It has been amply debated in media that the matrimonial laws governing the Hindus, the Muslims, the Christians and the Parsis are at great variance from and discriminatory to one another. It is said that, if implemented, the UCC (Uniform Civil Code) would bring uniformity in matrimonial laws across all religious communities. Presently, different religious groups are governed by their respective personal laws, some codified & some non codified, resulting in varying rights and responsibilities concerning marriage & divorce.
This article attempts to bring some of those provisions to bring home the point how religious laws differ in terms of matrimonial obligations and divorce:
- The Muslims are polygamous, but the Hindus, the Christians and the Parsis are monogamous in India.
- In India the Muslims are allowed extra-judicial divorce, but the Hindus, the Christians and the Parsis can effect divorce only through Court and only on certain grounds.
- A wife married under the Muslim Law can be divorced by the husband at any time an unspecified grounds; but parties married under the Hindu, the Christian or the Parsi Law can be divorced only on certain grounds specified in those laws and, that too, only through Court.
- Under the Muslim Law, a Muslim husband’s apostasy from Islam results in automatic dissolution of a Muslim marriage, though a wife’s apostasy does not. Under the Hindu Law, apostasy from Hinduism by either of the spouses does not, by itself, affect a Hindu marriage, though it confers on the non- apostate spouse a right to sue the apostate for divorce.
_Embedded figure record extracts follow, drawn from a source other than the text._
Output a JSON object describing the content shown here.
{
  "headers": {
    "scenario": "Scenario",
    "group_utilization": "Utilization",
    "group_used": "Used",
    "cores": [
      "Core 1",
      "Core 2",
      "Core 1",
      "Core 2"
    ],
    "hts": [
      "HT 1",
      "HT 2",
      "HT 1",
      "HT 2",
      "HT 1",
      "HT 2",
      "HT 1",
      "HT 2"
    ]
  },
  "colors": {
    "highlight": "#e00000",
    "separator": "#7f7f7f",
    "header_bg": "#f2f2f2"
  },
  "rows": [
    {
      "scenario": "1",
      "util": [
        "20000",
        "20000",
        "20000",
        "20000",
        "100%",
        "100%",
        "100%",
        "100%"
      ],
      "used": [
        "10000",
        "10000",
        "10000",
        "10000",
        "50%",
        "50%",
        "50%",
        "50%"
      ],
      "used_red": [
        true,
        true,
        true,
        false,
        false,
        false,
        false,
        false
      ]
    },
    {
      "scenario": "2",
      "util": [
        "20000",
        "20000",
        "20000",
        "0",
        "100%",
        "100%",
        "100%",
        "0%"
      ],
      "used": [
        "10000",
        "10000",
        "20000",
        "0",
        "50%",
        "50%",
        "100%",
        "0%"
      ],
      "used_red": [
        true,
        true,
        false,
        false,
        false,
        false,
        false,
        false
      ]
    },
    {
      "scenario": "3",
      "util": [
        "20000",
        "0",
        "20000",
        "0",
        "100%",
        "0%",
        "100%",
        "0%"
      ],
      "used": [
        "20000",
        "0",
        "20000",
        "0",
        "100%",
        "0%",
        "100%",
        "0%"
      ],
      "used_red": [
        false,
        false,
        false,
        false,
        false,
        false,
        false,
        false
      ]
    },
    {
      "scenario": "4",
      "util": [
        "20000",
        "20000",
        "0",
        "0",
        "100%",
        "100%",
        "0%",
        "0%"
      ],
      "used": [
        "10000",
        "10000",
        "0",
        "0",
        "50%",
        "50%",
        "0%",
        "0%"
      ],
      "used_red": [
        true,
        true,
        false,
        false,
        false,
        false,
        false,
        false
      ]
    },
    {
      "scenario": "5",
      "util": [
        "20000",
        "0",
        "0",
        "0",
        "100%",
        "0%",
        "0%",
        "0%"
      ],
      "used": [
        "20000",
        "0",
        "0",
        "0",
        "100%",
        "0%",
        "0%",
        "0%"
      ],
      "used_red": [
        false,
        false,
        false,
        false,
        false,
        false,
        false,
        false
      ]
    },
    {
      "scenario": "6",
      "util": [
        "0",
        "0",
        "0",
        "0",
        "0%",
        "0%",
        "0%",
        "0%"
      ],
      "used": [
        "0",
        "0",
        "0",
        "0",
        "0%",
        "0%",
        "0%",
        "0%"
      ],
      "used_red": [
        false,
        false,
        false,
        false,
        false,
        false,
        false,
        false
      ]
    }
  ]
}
Under the Parsi Law also, if any spouse ceases to be Zoroastrian, the other spouse would be entitled to sue for dissolution of marriage but such renunciation of religion would not, by itself, affect the continuity of the Parsi marriage. Similarly after the 2001 Amendment to the Divorce Act 1869, a change of religion by one or the other spouse has no effect on a Christian marriage but the non-convert spouse would be entitled to sue for divorce.
- Under the Hindu Marriage Act and also the Parsi Marriage and Divorce Act, both the wife and the husband are entitled to alimony pendente lite and permanent alimony from the other and no limit is fixed therefor. Under the Divorce Act and Special Marriage Act however, only the wife is so entitled.
- Under the Muslim Law, there cannot be remarriage between a husband and a wife divorced by Talak, unless the wife thereafter contracts an intermediate marriage with another person and that marriage is dissolved after actual consummation. No other Matrimonial Law has any such corresponding provision.
- Under the Hindu Law and the Parsi Law, non- resumption of cohabitation after the passing of a decree for judicial separation or for restitution of conjugal right is a ground of divorce. After 2001 under the Christian Law only failure to comply with a decree for restitution of conjugal rights for two years or more is a ground for divorce.
- Under the Parsi Law, sodomy, bestiality or similar sexual perversities on the part of any spouse would entitle the other spouse to a decree for divorce against the former. But under the other Matrimonial Laws, such a ground is available only to the wife and not to the husband.
- Under the Goa Civil Code; the Hindu Males are allowed Bigamy under special circumstances, i.e. they don’t have a child and wife has attained the age of 25 or they don’t have a male child and wife has attained the age of 30 years.